Cela le saisit sans prévenir. Dans son esprit surgit Claire Fournier, éclairée à la lueur des bougies du salon, lui glissant timidement le mouchoir dans la main, ses yeux baissés d’incertitude. Il raffermit sa bouche, repliant le tissu avec le même soin méthodique, et le rangea dans sa paume.

En relevant les yeux, il vit que les yeux pâles de Maes avaient effleuré un instant le mouchoir, puis s’en étaient détournés.

Delatour expira par le nez.

Dehors, un cheval mal dressé s’ébroua dans la cour. Un cliquetis de harnais, un cri d’officier. Maes fit tourner légèrement son verre, observant la course des gouttes. Son sourire courtois reparut — trop poli, trop lisse.

— Temps insupportable, dit-il enfin, pour combler le vide.

Sa voix portait la nonchalance d’un bourgeois du Nord, habitué aux banalités élégantes.

— Paris est un four, à midi, l’été. Il faut plaindre ceux qu’on y force à marcher.

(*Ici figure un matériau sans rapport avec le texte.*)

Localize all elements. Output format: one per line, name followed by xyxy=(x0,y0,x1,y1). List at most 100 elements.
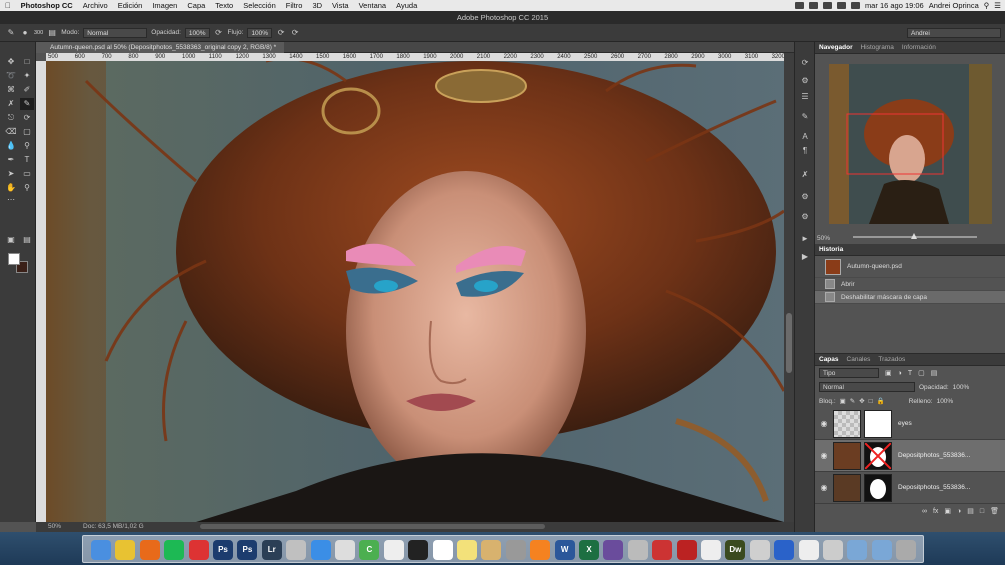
files-icon[interactable] xyxy=(481,540,502,560)
link-layers-icon[interactable]: ∞ xyxy=(922,508,927,515)
activity-icon[interactable] xyxy=(408,540,429,560)
spotify-icon[interactable] xyxy=(164,540,185,560)
menu-vista[interactable]: Vista xyxy=(327,1,354,10)
mode-select[interactable]: Normal xyxy=(83,27,148,38)
ps-icon[interactable]: Ps xyxy=(237,540,258,560)
filter-shape-icon[interactable]: ▢ xyxy=(918,369,925,377)
clock[interactable]: mar 16 ago 19:06 xyxy=(865,1,924,10)
brush-panel-icon[interactable]: ▤ xyxy=(47,28,57,38)
doc-info[interactable]: Doc: 63,5 MB/1,02 G xyxy=(83,522,144,532)
mosaic-icon[interactable] xyxy=(652,540,673,560)
ps-icon[interactable]: Ps xyxy=(213,540,233,560)
tab-navigator[interactable]: Navegador xyxy=(819,44,853,51)
character-panel-icon[interactable]: A xyxy=(799,132,811,142)
lock-pixels-icon[interactable]: ▣ xyxy=(840,397,846,405)
lock-all-icon[interactable]: 🔒 xyxy=(877,397,885,405)
menu-3d[interactable]: 3D xyxy=(307,1,327,10)
filter-smart-icon[interactable]: ▤ xyxy=(931,369,938,377)
safari-icon[interactable] xyxy=(310,540,331,560)
filezilla-icon[interactable] xyxy=(676,540,697,560)
brush-size[interactable]: 300 xyxy=(34,30,43,36)
path-select-icon[interactable]: ➤ xyxy=(4,168,18,180)
adjust-panel-icon[interactable]: ⚙ xyxy=(799,76,811,86)
move-tool-icon[interactable]: ✥ xyxy=(4,56,18,68)
clone-source-icon[interactable]: ⚙ xyxy=(799,212,811,222)
wifi-icon[interactable] xyxy=(836,2,846,9)
folder2-icon[interactable] xyxy=(871,540,892,560)
status-icon[interactable] xyxy=(808,2,818,9)
doc-icon[interactable] xyxy=(798,540,819,560)
layer-mask-thumbnail[interactable] xyxy=(864,473,892,502)
grid-icon[interactable] xyxy=(383,540,404,560)
fill-input[interactable]: 100% xyxy=(937,398,954,405)
screen-mode-icon[interactable]: ▤ xyxy=(20,234,34,246)
airbrush-icon[interactable]: ⟳ xyxy=(276,28,286,38)
tools-preset-icon[interactable]: ✗ xyxy=(799,170,811,180)
cal-icon[interactable] xyxy=(432,540,453,560)
lasso-tool-icon[interactable]: ➰ xyxy=(4,70,18,82)
horizontal-scrollbar[interactable] xyxy=(200,524,545,529)
adjustment-layer-icon[interactable]: ◑ xyxy=(957,508,961,515)
tab-information[interactable]: Información xyxy=(902,44,936,51)
blur-icon[interactable]: 💧 xyxy=(4,140,18,152)
calc-icon[interactable] xyxy=(627,540,648,560)
menu-texto[interactable]: Texto xyxy=(210,1,238,10)
status-icon[interactable] xyxy=(794,2,804,9)
brush-tool-icon[interactable]: ✎ xyxy=(20,98,34,110)
globe-icon[interactable] xyxy=(774,540,795,560)
workspace-select[interactable]: Andrei xyxy=(907,27,1001,38)
quick-mask-icon[interactable]: ▣ xyxy=(4,234,18,246)
mail2-icon[interactable] xyxy=(749,540,770,560)
trash-icon[interactable] xyxy=(896,540,917,560)
list-icon[interactable]: ☰ xyxy=(994,1,1001,10)
pressure-opacity-icon[interactable]: ⟳ xyxy=(214,28,224,38)
layer-row[interactable]: ◉ Depositphotos_553836... xyxy=(815,440,1005,472)
tab-paths[interactable]: Trazados xyxy=(878,356,905,363)
user-name[interactable]: Andrei Oprinca xyxy=(929,1,979,10)
apple-icon[interactable]:  xyxy=(0,1,16,10)
navigator-thumbnail[interactable] xyxy=(829,64,992,224)
lock-paint-icon[interactable]: ✎ xyxy=(850,397,855,405)
scroll-thumb[interactable] xyxy=(786,313,792,373)
filter-pixel-icon[interactable]: ▣ xyxy=(885,369,892,377)
gear-icon[interactable] xyxy=(505,540,526,560)
navigator-zoom[interactable]: 50% xyxy=(817,235,830,242)
tab-history[interactable]: Historia xyxy=(819,246,843,253)
lock-move-icon[interactable]: ✥ xyxy=(859,397,864,405)
mail-icon[interactable] xyxy=(335,540,355,560)
lr-icon[interactable]: Lr xyxy=(261,540,282,560)
tab-histogram[interactable]: Histograma xyxy=(861,44,894,51)
c-icon[interactable]: C xyxy=(359,540,380,560)
menu-capa[interactable]: Capa xyxy=(182,1,210,10)
eraser-icon[interactable]: ⌫ xyxy=(4,126,18,138)
layer-filter-select[interactable]: Tipo xyxy=(819,368,879,378)
battery-icon[interactable] xyxy=(850,2,860,9)
more-tools-icon[interactable]: ⋯ xyxy=(4,194,18,206)
menu-app-name[interactable]: Photoshop CC xyxy=(16,1,78,10)
menu-seleccion[interactable]: Selección xyxy=(238,1,281,10)
brush-preset-icon[interactable]: ● xyxy=(20,28,30,38)
finder-icon[interactable] xyxy=(91,540,111,560)
vertical-scrollbar[interactable] xyxy=(784,53,794,522)
layer-row[interactable]: ◉ eyes xyxy=(815,408,1005,440)
folder-icon[interactable] xyxy=(847,540,868,560)
add-mask-icon[interactable]: ▣ xyxy=(944,507,951,515)
preview-icon[interactable] xyxy=(286,540,307,560)
flow-input[interactable]: 100% xyxy=(247,27,273,38)
visibility-eye-icon[interactable]: ◉ xyxy=(815,451,833,460)
filter-adjust-icon[interactable]: ◑ xyxy=(898,370,902,377)
slider-handle-icon[interactable] xyxy=(911,233,917,239)
layer-name[interactable]: Depositphotos_553836... xyxy=(898,484,970,491)
play-icon[interactable]: ▶ xyxy=(799,252,811,262)
menu-ayuda[interactable]: Ayuda xyxy=(391,1,422,10)
imovie-icon[interactable] xyxy=(603,540,624,560)
lock-artboard-icon[interactable]: □ xyxy=(869,398,873,405)
actions-panel-icon[interactable]: ► xyxy=(799,234,811,244)
notes-icon[interactable] xyxy=(457,540,477,560)
healing-brush-icon[interactable]: ✗ xyxy=(4,98,18,110)
status-icon[interactable] xyxy=(822,2,832,9)
paragraph-panel-icon[interactable]: ¶ xyxy=(799,146,811,156)
history-step[interactable]: Abrir xyxy=(815,278,1005,291)
new-layer-icon[interactable]: □ xyxy=(980,508,984,515)
document-tab[interactable]: Autumn-queen.psd al 50% (Depositphotos_5… xyxy=(36,42,285,53)
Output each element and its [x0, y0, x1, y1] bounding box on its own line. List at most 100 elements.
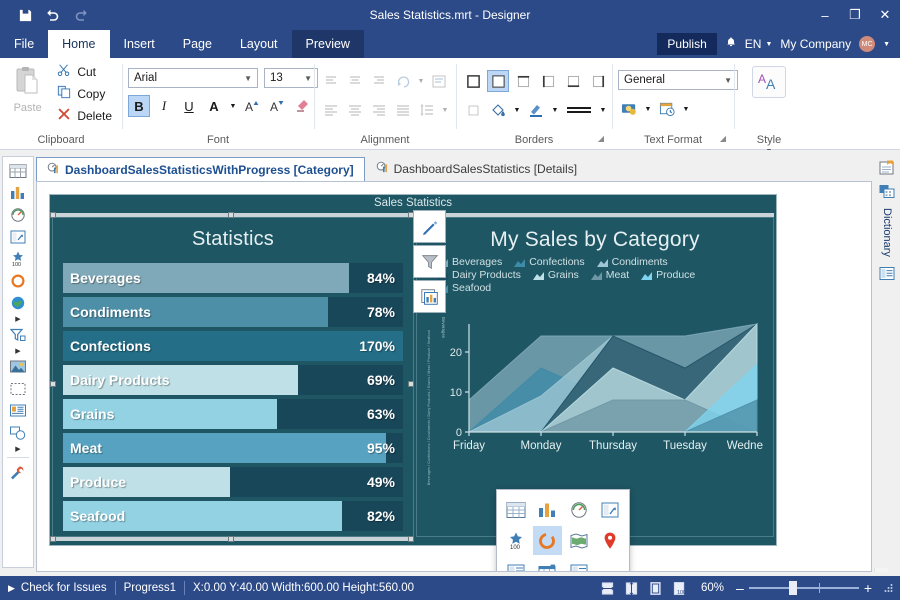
report-canvas[interactable]: Sales Statistics Statistics Beverages 84%…: [36, 181, 872, 572]
border-top-icon[interactable]: [512, 70, 534, 92]
indicator-icon[interactable]: [596, 495, 626, 524]
text-rotation-icon[interactable]: [392, 70, 414, 92]
publish-button[interactable]: Publish: [657, 33, 717, 55]
selection-handle-tl[interactable]: [50, 212, 56, 218]
font-color-button[interactable]: A: [203, 95, 225, 117]
underline-button[interactable]: U: [178, 95, 200, 117]
view-page-height-icon[interactable]: [623, 579, 641, 597]
border-all-icon[interactable]: [462, 70, 484, 92]
currency-format-icon[interactable]: [618, 98, 640, 120]
avatar[interactable]: MC: [859, 36, 876, 52]
borders-dialog-launcher[interactable]: ◢: [598, 130, 604, 147]
chart-tool-icon[interactable]: [5, 182, 31, 203]
selection-handle-bc[interactable]: [228, 536, 234, 542]
statistics-panel[interactable]: Statistics Beverages 84% Condiments 78% Conf…: [52, 217, 414, 537]
italic-button[interactable]: I: [153, 95, 175, 117]
grow-font-button[interactable]: A: [241, 95, 263, 117]
progress-row[interactable]: Beverages 84%: [63, 263, 403, 293]
progress-row[interactable]: Condiments 78%: [63, 297, 403, 327]
border-none-icon[interactable]: [462, 99, 484, 121]
date-format-icon[interactable]: [656, 98, 678, 120]
report-page[interactable]: Sales Statistics Statistics Beverages 84%…: [49, 194, 777, 571]
zoom-slider[interactable]: – +: [736, 581, 872, 595]
border-color-chevron-down-icon[interactable]: ▼: [550, 99, 560, 121]
delete-button[interactable]: Delete: [53, 106, 116, 125]
shrink-font-button[interactable]: A: [266, 95, 288, 117]
align-center-icon[interactable]: [344, 99, 366, 121]
progress-100-icon[interactable]: 100: [501, 526, 531, 555]
rich-text-tool-icon[interactable]: [5, 400, 31, 421]
page-tab-details[interactable]: DashboardSalesStatistics [Details]: [365, 156, 588, 181]
selection-handle-bl[interactable]: [50, 536, 56, 542]
zoom-100-icon[interactable]: 100: [671, 579, 689, 597]
dictionary-panel-label[interactable]: Dictionary: [881, 204, 893, 261]
save-icon[interactable]: [16, 6, 34, 24]
list-box-icon[interactable]: [501, 557, 531, 571]
bold-button[interactable]: B: [128, 95, 150, 117]
align-top-icon[interactable]: [320, 70, 342, 92]
rotation-chevron-down-icon[interactable]: ▼: [416, 70, 426, 92]
copy-button[interactable]: Copy: [53, 84, 116, 103]
border-right-icon[interactable]: [587, 70, 609, 92]
shape-rectangle-tool-icon[interactable]: [5, 378, 31, 399]
font-family-select[interactable]: Arial ▼: [128, 68, 258, 88]
pencil-icon[interactable]: [413, 210, 446, 243]
table-tool-icon[interactable]: [5, 160, 31, 181]
border-bottom-icon[interactable]: [562, 70, 584, 92]
progress-row[interactable]: Confections 170%: [63, 331, 403, 361]
combo-list-icon[interactable]: [564, 557, 594, 571]
image-tool-icon[interactable]: [5, 356, 31, 377]
map-icon[interactable]: [564, 526, 594, 555]
component-palette-popup[interactable]: 100: [496, 489, 630, 571]
gauge-tool-icon[interactable]: [5, 204, 31, 225]
pie-progress-icon[interactable]: [532, 526, 562, 555]
align-right-icon[interactable]: [368, 99, 390, 121]
text-wrap-icon[interactable]: [428, 70, 450, 92]
justify-icon[interactable]: [392, 99, 414, 121]
border-left-icon[interactable]: [537, 70, 559, 92]
border-style-chevron-down-icon[interactable]: ▼: [598, 99, 608, 121]
map-tool-icon[interactable]: [5, 292, 31, 313]
shapes-tool-icon[interactable]: [5, 422, 31, 443]
zoom-thumb[interactable]: [788, 581, 797, 595]
paste-button[interactable]: Paste: [6, 62, 49, 114]
selection-handle-tc[interactable]: [228, 212, 234, 218]
fill-color-icon[interactable]: [487, 99, 509, 121]
tab-preview[interactable]: Preview: [291, 30, 364, 58]
close-button[interactable]: ✕: [870, 0, 900, 30]
report-tree-icon[interactable]: [876, 156, 898, 178]
chart-stack-icon[interactable]: [413, 280, 446, 313]
online-map-icon[interactable]: [596, 526, 626, 555]
tools-wrench-icon[interactable]: [5, 462, 31, 483]
redo-icon[interactable]: [72, 6, 90, 24]
dictionary-icon[interactable]: [876, 180, 898, 202]
chart-icon[interactable]: [533, 495, 563, 524]
selection-handle-br[interactable]: [408, 536, 414, 542]
selection-handle-mr[interactable]: [408, 381, 414, 387]
zoom-out-button[interactable]: –: [736, 581, 744, 595]
progress-row[interactable]: Dairy Products 69%: [63, 365, 403, 395]
toolbox-expand-arrow-2-icon[interactable]: ▶: [15, 346, 20, 355]
align-bottom-icon[interactable]: [368, 70, 390, 92]
border-color-icon[interactable]: [525, 99, 547, 121]
tab-home[interactable]: Home: [48, 30, 110, 58]
minimize-button[interactable]: –: [810, 0, 840, 30]
cut-button[interactable]: Cut: [53, 62, 116, 81]
align-left-icon[interactable]: [320, 99, 342, 121]
text-format-dialog-launcher[interactable]: ◢: [720, 130, 726, 147]
line-spacing-chevron-down-icon[interactable]: ▼: [440, 99, 450, 121]
toolbox-expand-arrow-3-icon[interactable]: ▶: [15, 444, 20, 453]
zoom-level[interactable]: 60%: [695, 582, 730, 594]
tab-page[interactable]: Page: [169, 30, 226, 58]
check-for-issues-button[interactable]: Check for Issues: [21, 582, 107, 594]
fill-color-chevron-down-icon[interactable]: ▼: [512, 99, 522, 121]
calendar-icon[interactable]: [533, 557, 563, 571]
undo-icon[interactable]: [44, 6, 62, 24]
gauge-icon[interactable]: [564, 495, 594, 524]
notifications-bell-icon[interactable]: [725, 36, 737, 52]
style-button[interactable]: A A: [746, 66, 792, 98]
tab-layout[interactable]: Layout: [226, 30, 292, 58]
page-tab-category[interactable]: DashboardSalesStatisticsWithProgress [Ca…: [36, 157, 365, 182]
toolbox-expand-arrow-1-icon[interactable]: ▶: [15, 314, 20, 323]
line-spacing-icon[interactable]: [416, 99, 438, 121]
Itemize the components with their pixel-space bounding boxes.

Delatour haussa un sourcil, une fraction de seconde, mais sa réponse fut sèche, plate :

— La ville tiendra. Comme elle tient toujours.

Maes eut un petit rire, sans se froisser, et but une gorgée.

— Elle tient. Elle a toujours tenu.

Il posa son verre avec précision, son regard se fixant sur Delatour. Son ton était toujours aimable, mais dans ses mots flottait une vigilance méthodique.

— Vous savez, Monsieur le Commissaire, reprit-il après une pause, je dois vraiment vous présenter mes excuses pour une remarque faite l’autre soir… aux Frères Provençaux, en présence de nos collègues. J’ai peur d’avoir offensé.

Delatour se raidit visiblement au souvenir. Il ne parla pas. Ses doigts se crispèrent un instant sur le bord du verre vide, puis s’aplatirent à nouveau. Son épaule se haussa dans un geste incertain, son épaulette effleurant sa mâchoire.

Maes, qui observait avec la précision clinique d’un examinateur, laissa passer un instant de plus avant de poursuivre avec cette finesse acérée qui irritait tant Delatour.

— J’ai parlé, alors, de mon fils. Vous me pardonnerez, j’espère, ce qui a pu passer pour une présomption. J’ignorais que le sujet du mariage de Mademoiselle Fournier pouvait être aussi… délicat. Ce n’était qu’un réflexe paternel, non une prétention. Mon fils est notaire, comme je l’ai dit. Posé, employé, calme, sans encombre, un peu fade peut-être. Mais en le mentionnant, je ne songeais pas à vous offenser.

Les yeux de Delatour se rétrécirent. Ses lèvres se pincèrent. Il ne pouvait ni confesser l’indignation qu’il avait ressentie ce soir-là, entre la bouillabaisse et le vin, ni congédier Maes sans manquer à son rôle de tuteur.

Son silence fit office de réponse. Mais enfin, il articula, d’un ton sec et tranchant :

— Le sujet ne mérite pas davantage de discussion.